As followers of Christ, we are not called into this new life to be idle. While worship and quiet time with God is a blessing and absolutely necessary for our spiritual health and wellbeing we are called to work for the sake of God’s people and this good creation. There is so much pain and suffering in this world…some the results of our own actions…some the consequences of the actions of others but can we really call ourselves followers of Christ if we do not extend some effort to help bear another’s burdens and to relieve another’s pain. When we commit ourselves to follow Christ we give up the luxury of apathy…the freedom to not care what happens to others. We rise from our baptisms new creatures ready to offer ourselves as living sacrifices to the love of Christ. This is a sacred commitment and should reshape the rest of our lives.

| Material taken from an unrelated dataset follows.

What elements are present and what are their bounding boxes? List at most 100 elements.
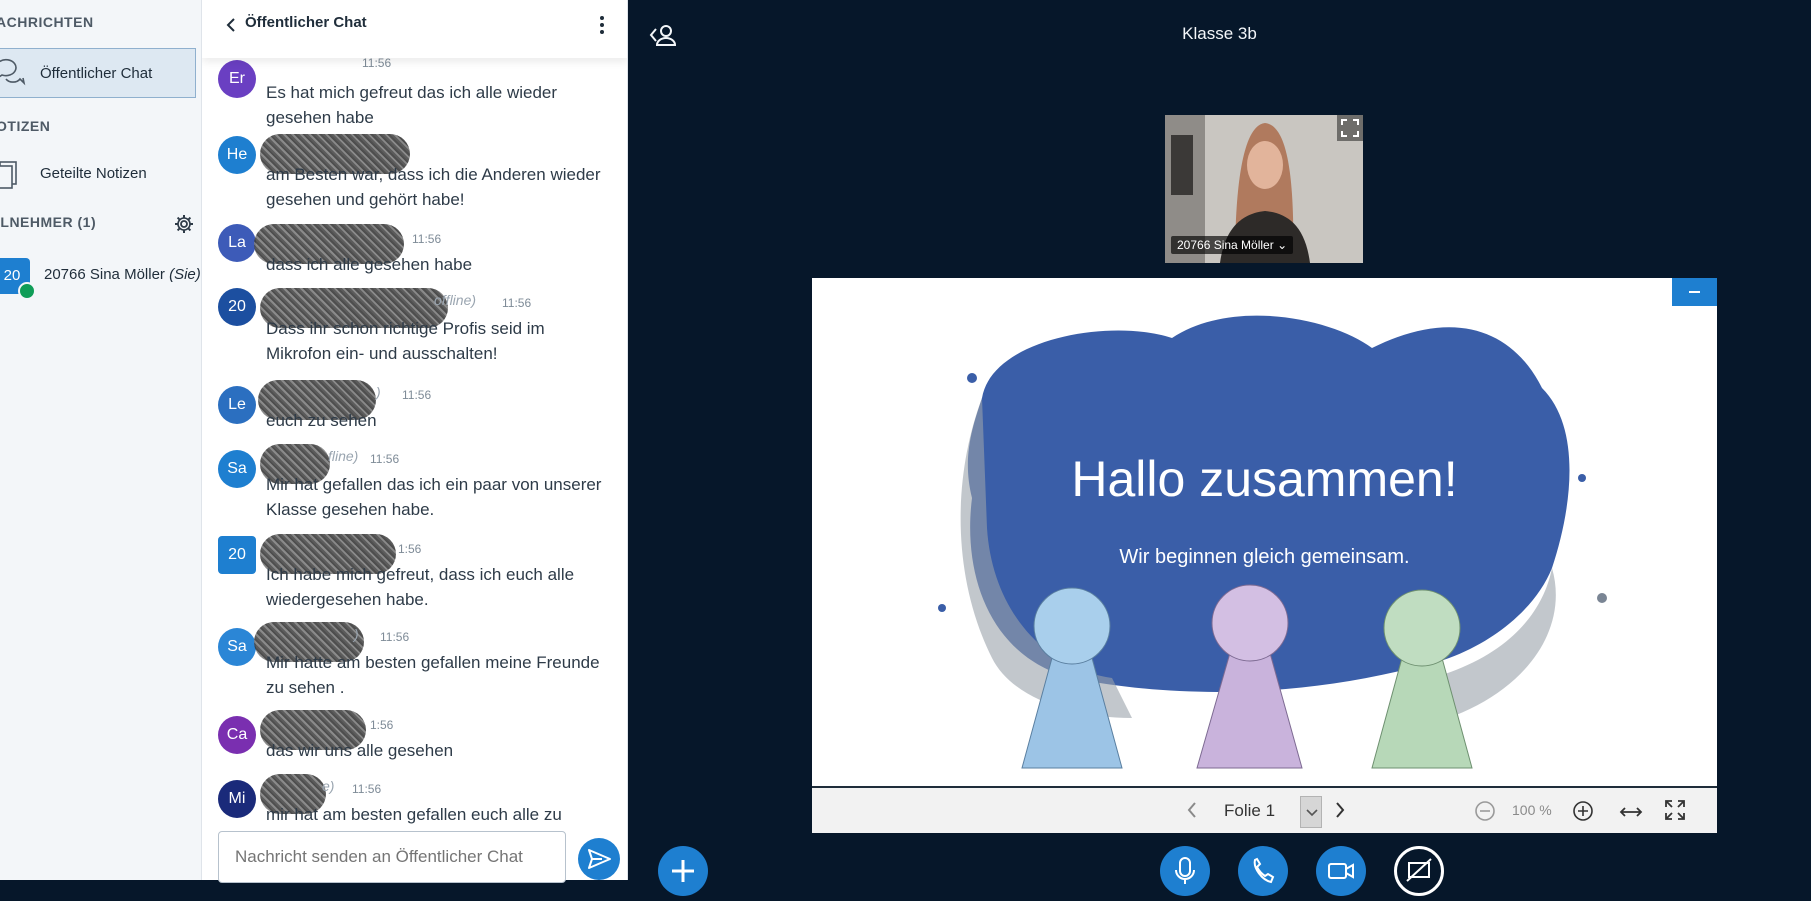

As we move through this life the world we will be exposed to many messages from friends, acquaintances….coworkers, neighbors and the incessant chatter of the media….”it is personal success that matters… get your own before someone else does…. Excess is good…accumulation is fun….the poor are poor because they deserve it….you want to be successful…rich and beautiful….who cares about anyone else…you and yours come first.” We may at some level believe this nonsense because it is so tempting. We may even tell ourselves that it is good for the economy or that it is the natural order of things that some have a huge excess while others have nothing…that God somehow will this state of existence. These are just the stories we tell ourselves so we can give ourselves permission to ignore the suffering of those around us. The more wealth we accumulate the more insulated we become to the plight of those who have less.

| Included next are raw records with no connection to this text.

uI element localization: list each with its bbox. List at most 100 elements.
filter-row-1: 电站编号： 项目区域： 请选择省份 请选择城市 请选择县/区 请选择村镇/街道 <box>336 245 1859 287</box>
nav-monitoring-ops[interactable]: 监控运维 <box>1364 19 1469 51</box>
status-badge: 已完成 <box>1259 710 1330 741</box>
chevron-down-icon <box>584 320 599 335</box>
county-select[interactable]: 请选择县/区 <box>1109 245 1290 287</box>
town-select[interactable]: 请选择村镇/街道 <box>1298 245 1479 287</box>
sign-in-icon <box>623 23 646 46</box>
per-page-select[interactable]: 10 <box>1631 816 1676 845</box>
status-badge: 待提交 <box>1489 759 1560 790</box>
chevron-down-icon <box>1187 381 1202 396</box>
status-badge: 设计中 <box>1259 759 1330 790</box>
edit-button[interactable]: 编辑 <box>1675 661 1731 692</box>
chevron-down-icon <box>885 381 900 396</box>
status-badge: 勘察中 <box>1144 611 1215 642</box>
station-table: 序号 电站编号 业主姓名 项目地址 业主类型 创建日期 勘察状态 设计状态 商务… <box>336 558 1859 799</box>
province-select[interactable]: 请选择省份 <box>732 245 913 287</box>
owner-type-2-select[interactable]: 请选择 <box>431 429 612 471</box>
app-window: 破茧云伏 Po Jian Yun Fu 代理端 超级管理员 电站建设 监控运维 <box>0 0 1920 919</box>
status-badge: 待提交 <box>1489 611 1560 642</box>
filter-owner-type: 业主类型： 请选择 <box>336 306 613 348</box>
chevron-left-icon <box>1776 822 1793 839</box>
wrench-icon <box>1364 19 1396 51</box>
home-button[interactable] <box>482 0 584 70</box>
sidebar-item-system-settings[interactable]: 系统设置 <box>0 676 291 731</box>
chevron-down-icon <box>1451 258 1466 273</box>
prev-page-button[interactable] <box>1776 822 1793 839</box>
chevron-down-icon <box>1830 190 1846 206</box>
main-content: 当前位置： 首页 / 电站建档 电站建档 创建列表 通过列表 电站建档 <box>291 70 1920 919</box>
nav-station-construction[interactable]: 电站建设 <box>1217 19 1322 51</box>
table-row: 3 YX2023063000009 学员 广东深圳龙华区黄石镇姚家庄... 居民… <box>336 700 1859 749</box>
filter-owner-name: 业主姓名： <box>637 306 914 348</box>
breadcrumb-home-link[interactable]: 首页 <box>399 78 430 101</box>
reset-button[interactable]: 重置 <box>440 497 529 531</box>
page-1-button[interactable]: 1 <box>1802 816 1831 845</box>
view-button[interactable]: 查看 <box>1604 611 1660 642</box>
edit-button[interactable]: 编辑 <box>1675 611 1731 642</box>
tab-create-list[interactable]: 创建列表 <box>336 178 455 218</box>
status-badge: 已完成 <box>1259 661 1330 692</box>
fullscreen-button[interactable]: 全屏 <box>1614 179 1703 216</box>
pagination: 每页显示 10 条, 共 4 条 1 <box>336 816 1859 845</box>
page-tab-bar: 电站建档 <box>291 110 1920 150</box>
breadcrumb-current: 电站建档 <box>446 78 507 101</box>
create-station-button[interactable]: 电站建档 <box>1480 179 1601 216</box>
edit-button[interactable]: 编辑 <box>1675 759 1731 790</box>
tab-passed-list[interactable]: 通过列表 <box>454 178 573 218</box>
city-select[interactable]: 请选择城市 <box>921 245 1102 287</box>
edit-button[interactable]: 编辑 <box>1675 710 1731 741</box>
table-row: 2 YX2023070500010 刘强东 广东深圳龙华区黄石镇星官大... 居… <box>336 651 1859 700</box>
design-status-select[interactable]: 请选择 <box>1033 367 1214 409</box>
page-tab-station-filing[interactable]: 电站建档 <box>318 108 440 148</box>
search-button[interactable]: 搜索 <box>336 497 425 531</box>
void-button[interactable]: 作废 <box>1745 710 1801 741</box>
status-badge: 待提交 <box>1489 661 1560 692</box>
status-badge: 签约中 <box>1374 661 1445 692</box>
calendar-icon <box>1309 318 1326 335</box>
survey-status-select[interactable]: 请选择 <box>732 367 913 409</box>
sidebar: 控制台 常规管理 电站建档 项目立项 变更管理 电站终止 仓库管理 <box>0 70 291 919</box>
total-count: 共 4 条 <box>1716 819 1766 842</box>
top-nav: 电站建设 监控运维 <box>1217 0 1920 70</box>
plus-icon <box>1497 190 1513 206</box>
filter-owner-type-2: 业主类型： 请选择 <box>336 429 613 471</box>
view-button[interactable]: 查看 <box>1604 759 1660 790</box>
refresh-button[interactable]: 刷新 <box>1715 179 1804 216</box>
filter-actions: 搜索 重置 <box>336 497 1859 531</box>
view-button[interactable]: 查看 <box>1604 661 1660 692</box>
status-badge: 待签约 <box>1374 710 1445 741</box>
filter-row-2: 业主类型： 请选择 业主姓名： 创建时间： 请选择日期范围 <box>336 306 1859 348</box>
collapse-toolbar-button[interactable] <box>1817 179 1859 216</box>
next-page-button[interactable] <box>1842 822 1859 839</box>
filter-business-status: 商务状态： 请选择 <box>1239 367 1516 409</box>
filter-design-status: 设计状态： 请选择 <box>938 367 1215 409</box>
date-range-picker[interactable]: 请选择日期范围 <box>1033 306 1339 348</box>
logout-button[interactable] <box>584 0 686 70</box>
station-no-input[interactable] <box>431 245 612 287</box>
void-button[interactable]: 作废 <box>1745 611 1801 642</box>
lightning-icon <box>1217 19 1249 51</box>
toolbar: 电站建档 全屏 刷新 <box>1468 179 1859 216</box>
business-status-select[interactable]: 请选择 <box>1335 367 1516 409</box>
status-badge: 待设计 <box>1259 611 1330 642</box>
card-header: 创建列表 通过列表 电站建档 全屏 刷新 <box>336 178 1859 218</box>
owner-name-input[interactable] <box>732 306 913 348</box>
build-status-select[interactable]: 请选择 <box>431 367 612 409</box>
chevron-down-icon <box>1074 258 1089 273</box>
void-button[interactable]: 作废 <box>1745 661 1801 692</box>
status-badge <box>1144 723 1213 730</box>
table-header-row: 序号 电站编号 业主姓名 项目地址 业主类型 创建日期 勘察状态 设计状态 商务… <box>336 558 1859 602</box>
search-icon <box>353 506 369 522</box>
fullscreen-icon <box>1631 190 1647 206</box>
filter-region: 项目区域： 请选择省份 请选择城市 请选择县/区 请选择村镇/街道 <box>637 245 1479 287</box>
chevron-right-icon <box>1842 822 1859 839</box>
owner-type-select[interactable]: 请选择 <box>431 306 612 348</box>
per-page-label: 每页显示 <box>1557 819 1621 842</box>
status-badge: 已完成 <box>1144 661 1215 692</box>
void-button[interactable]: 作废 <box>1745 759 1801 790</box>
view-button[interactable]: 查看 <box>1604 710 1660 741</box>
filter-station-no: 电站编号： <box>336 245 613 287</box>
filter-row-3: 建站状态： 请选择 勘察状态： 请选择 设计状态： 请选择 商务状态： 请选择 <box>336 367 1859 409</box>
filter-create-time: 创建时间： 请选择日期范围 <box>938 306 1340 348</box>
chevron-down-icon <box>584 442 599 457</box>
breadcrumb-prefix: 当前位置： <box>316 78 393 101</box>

We are all the beloved of God…precious and beautiful…fragile and wounded but equally loved by the one who created us. We are all brothers and sisters separated only the arbitrary barriers that society erects between people and that we build ourselves to keep out those who seem somehow different. We are called to be one people…one community…the body of Christ bound together in love and service to one another. In granting us the gifts of the Spirit God has given us tools to strengthen the community by strengthening our relationships with one another. He has given us all we need to do the work we are called to do and to begin to create the Kingdom here on Earth. Gifts of wisdom, knowledge, and faith, healing prophecy and discernment….gifts given to each as the Spirit wills. It is up to us to recognize those gifts and to pray for the courage to use them in the service of Christ.

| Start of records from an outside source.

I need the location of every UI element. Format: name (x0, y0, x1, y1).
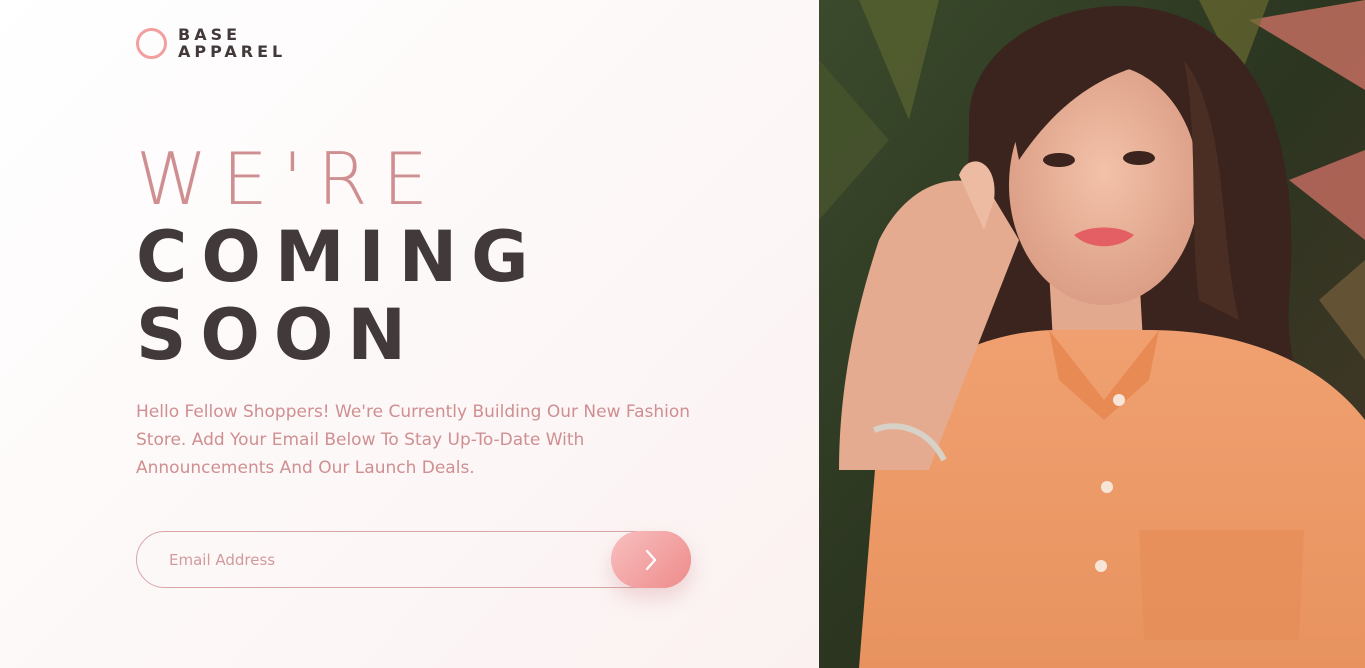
hero-photo (819, 0, 1365, 668)
logo-line-2: APPAREL (178, 42, 287, 61)
email-input[interactable] (137, 532, 612, 587)
submit-button[interactable] (611, 531, 691, 588)
logo[interactable]: BASE APPAREL (136, 26, 286, 60)
hero-image (819, 0, 1365, 668)
title-line-3: SOON (136, 294, 421, 376)
logo-text: BASE APPAREL (178, 26, 286, 60)
chevron-right-icon (645, 549, 657, 570)
title-line-1: WE'RE (136, 137, 443, 221)
content-panel: BASE APPAREL WE'RE COMING SOON Hello Fel… (0, 0, 819, 668)
description: Hello Fellow Shoppers! We're Currently B… (136, 402, 691, 478)
logo-line-1: BASE (178, 25, 242, 44)
logo-circle-icon (136, 27, 167, 59)
title-line-2: COMING (136, 216, 543, 298)
page-title: WE'RE COMING SOON (136, 140, 543, 374)
email-signup-form (136, 531, 691, 588)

But spiritual gifts are not all that we are given…we are also given love….coming down from the Father and poured out on his people… given…love received…and then given back to others. It is this love that allows us to be kind to those who may have never known kindness. It is this love that drives us to use our own hands and time and resources to heal and reconcile broken relationships and to comfort and heal the emotional and spiritual wounds of those around us. God has given us all that we need and if we work together many into one we can do so much more than we can on our own.

As the days become longer and the light returns to the world let us open our eyes to truly see those whom we encounter….to recognize our brothers and sisters and to seek ways to be a blessing to them. Every day in many ways, both subtle and obvious God is revealing Christ to us. How we respond when we recognize the Holy One in our midst is up to us. Will we welcome him with love or will we ignore him because we don’t want the commitment of caring for someone else. However, we choose to respond our Lord will continue to love us. Whether we use them or not the Holy Spirit will continue to impart spiritual gifts to us. Whether we accept it or not God will continue to forgive us and love us and desire a relationship with us. God is ever faithful, waiting until we realize the depth of our own loneliness and despair and reach out our hands for help. No one is beyond the reach of the love of God in Christ Jesus…not you..not me…not anyone. In the Kingdom of God the good wine of God’s love never runs out…..let us take every opportunity to drink deeply ourselves and to offer it to everyone we can so that our joy may be complete.